The model is then dressed, often in clothes the celebrity has donated to the museum.

 

How much of the model is in wax?

Just the head. It is a fragile material, and the public can get right up close, so it could not all be made in wax.

 

Why use wax if it is so fragile?

Because it is one of the rare materials which has a transparency which resembles human skin and it can be coloured with oil paints.

 

How do you choose new personalities?

The management chooses the international personalities, but French celebrities are chosen by a special panel, the Grévin Academy, which was introduced in 2001, and has the well-known journalist Stéphane Bern as its president.

The members all come from the media and they meet twice a year. We prepare a list of nominations and they choose two or three celebrities at each meeting.

César-winning actor Omar Sy next to his waxwork

 

Does this mean that when there are 10 new models, an existing 10 go?

Not necessarily. It depends on whether the person is still well known, or whether we have a big change of décor as we did at the beginning of this year, when we completely changed the historic part and the singers and sporting sections.

We also rebuilt the entrance so that it is very grand and the visitor can imagine he or she is a star arriving at a palace.

 

And if anyone is involved in a scandal would you remove them?

We are not here to judge anyone, but it is true, that at present we are wondering what to do about Michael Jackson with the new revelations about his character. It is a complex decision.

 

What is the history of the museum?

The Musée Grévin opened its doors for the first time on June 5, 1882.

The idea came from a journalist, Arthur Meyer, who thought readers of his newspaper might like to know what the people he was writing about looked like.

Television did not exist, photos were seldom used in the press, and so he had the idea of creating a 3D newspaper.

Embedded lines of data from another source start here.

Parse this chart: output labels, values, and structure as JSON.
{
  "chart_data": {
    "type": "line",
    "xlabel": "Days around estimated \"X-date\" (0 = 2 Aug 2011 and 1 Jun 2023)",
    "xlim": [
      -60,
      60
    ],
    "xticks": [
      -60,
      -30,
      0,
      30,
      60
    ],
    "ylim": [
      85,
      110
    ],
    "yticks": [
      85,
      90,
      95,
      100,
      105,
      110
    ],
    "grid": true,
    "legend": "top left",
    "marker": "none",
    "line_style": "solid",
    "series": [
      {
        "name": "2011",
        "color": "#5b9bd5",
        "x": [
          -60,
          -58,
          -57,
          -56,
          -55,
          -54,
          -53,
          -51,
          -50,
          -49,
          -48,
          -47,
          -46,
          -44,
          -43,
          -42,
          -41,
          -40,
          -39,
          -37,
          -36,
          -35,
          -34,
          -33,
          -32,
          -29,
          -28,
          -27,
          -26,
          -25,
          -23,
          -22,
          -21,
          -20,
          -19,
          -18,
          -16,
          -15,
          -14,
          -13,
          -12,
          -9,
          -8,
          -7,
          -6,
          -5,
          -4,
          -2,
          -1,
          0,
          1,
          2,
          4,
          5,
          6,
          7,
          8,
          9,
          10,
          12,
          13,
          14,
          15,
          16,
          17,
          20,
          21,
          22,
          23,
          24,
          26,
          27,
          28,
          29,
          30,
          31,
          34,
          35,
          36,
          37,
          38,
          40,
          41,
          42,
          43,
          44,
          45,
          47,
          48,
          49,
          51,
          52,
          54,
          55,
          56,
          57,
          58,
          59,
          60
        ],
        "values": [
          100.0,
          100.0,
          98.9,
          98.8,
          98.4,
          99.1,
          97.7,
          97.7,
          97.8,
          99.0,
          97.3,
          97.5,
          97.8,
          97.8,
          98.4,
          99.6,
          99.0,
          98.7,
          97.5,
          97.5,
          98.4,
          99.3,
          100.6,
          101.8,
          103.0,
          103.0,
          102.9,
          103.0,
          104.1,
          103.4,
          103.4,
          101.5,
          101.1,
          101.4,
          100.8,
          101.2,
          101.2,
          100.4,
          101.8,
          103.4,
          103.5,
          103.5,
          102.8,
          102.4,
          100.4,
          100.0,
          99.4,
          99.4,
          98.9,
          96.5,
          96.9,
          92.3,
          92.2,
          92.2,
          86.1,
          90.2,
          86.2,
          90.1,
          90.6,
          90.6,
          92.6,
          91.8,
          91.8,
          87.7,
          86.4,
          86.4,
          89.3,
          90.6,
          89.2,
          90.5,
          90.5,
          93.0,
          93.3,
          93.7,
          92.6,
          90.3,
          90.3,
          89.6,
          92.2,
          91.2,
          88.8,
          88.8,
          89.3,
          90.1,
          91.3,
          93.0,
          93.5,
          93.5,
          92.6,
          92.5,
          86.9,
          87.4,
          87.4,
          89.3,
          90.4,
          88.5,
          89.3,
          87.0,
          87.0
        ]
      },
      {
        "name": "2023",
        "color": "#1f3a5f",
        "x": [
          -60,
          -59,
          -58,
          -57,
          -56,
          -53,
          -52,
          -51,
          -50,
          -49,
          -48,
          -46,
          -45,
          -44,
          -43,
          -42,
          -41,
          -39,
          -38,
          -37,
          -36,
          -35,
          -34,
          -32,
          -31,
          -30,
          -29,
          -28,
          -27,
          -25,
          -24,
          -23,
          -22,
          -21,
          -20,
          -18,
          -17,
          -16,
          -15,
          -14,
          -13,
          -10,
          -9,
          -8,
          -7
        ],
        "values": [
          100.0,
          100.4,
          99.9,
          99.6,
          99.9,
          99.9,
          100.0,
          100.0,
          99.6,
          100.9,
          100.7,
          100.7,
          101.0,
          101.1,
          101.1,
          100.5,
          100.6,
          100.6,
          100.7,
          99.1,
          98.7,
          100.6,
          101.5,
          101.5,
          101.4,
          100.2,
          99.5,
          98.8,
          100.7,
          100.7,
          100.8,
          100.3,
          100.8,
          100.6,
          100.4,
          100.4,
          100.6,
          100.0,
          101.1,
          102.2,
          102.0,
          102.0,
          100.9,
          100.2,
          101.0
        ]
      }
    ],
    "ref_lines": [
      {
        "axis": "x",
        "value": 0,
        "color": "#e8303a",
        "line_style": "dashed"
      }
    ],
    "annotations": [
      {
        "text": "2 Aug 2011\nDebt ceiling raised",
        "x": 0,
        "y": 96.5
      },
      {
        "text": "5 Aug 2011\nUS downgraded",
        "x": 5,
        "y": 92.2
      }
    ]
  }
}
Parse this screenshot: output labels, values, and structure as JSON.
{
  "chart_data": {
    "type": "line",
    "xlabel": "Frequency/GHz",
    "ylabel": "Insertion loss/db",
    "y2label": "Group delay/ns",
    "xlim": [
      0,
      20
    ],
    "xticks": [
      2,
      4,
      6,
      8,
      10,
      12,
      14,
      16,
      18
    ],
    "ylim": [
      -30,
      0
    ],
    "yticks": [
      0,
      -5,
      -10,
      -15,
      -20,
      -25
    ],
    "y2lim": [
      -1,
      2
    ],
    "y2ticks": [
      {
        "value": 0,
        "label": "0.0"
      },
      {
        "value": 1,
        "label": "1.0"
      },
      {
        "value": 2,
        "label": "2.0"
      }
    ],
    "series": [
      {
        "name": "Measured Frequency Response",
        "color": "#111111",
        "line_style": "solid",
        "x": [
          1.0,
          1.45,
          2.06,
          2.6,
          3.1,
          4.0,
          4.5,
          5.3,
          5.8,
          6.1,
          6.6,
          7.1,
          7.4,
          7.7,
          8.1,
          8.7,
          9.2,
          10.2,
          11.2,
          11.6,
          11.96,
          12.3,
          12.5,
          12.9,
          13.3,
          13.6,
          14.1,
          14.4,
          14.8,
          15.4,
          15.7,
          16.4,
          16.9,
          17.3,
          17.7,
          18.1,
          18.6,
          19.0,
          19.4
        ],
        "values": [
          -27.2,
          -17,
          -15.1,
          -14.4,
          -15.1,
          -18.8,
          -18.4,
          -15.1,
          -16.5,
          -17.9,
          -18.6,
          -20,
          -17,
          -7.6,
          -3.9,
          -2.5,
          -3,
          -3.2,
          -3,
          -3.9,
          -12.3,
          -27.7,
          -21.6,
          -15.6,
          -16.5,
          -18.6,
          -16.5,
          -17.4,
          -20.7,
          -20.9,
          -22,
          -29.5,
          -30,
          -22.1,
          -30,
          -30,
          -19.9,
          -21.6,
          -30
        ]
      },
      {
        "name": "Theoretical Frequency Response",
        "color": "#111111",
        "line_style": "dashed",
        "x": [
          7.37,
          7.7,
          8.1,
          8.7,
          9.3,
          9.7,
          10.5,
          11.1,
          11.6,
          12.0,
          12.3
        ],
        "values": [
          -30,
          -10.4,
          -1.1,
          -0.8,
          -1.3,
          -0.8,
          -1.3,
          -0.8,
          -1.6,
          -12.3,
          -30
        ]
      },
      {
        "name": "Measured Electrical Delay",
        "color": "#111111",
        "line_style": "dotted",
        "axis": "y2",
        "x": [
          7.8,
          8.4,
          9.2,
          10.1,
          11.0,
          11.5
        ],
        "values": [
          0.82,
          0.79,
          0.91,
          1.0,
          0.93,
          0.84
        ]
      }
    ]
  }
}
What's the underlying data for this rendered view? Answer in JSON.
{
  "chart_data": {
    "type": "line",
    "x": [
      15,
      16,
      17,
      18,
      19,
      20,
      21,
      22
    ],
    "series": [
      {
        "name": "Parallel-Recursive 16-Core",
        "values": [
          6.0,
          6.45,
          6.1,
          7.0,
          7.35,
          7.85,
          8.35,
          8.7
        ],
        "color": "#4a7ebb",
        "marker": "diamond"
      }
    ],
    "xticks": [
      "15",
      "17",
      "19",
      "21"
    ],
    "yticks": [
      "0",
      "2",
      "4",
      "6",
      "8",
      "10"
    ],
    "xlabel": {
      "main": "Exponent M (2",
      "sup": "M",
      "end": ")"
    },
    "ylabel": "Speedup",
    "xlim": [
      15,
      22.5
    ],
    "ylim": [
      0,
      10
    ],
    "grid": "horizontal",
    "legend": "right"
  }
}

In 1882, you could meet Victor Hugo, Auguste Rodin, Sarah Bernhardt, and the President at the time, Jules Grévy. 

It was called the Musée Grévin after Alfred Grévin, a cartoonist, designer of theatre costumes and sculptor who was called in to help and immersed himself totally in the project.

 

Does it have any links with Madame Tussauds?

No, the story behind Madame Tussauds is different. Both were created by French people who saw the interest in using wax to create models of people the public might like to see.

She originally made models in Paris and as part of her work she made death masks for those killed in the Revolution. Before then, she had also made models of the royal family and even gave lessons in using wax in this way to Louis XVI’s sister.

She was forced to leave France for the UK for her safety sometime after the Revolution and eventually settled in London and created her museum.

Waxwork museums might have been invented by the French, but wax masks and models date from Egyptian times.

 

The museum was started because there were very few photos and images available. Now photos of stars are everywhere, so why do you think it is still popular?

It is incredible how people love to come here. I think it is because there is a second when a visitor really feels he is next to the actual person. You cannot get that sensation anywhere else. It is not the same as seeing a photo or film of someone.

To be in Monsieur Macron’s office is not possible anywhere else. And everyone has fun having their photo taken next to a star. You can continue the joke by sending the photo to your friends and saying, “Look who I met today!” It’s a game.

People even play at standing completely still and seeing if visitors will be fooled into thinking they, too, are a statue.

 

You have been here for 36 years. Is the Musée Grévin still a magical place for you?

Oh yes! First there is the wonderful décor as it is based in an Italian-style theatre with a grand marble staircase and mirrors and it is just an amazing place to work in.

Then, when I go from office to office and pass in front of the visitors it is such a great lift to see them all having fun, enjoying themselves and smiling.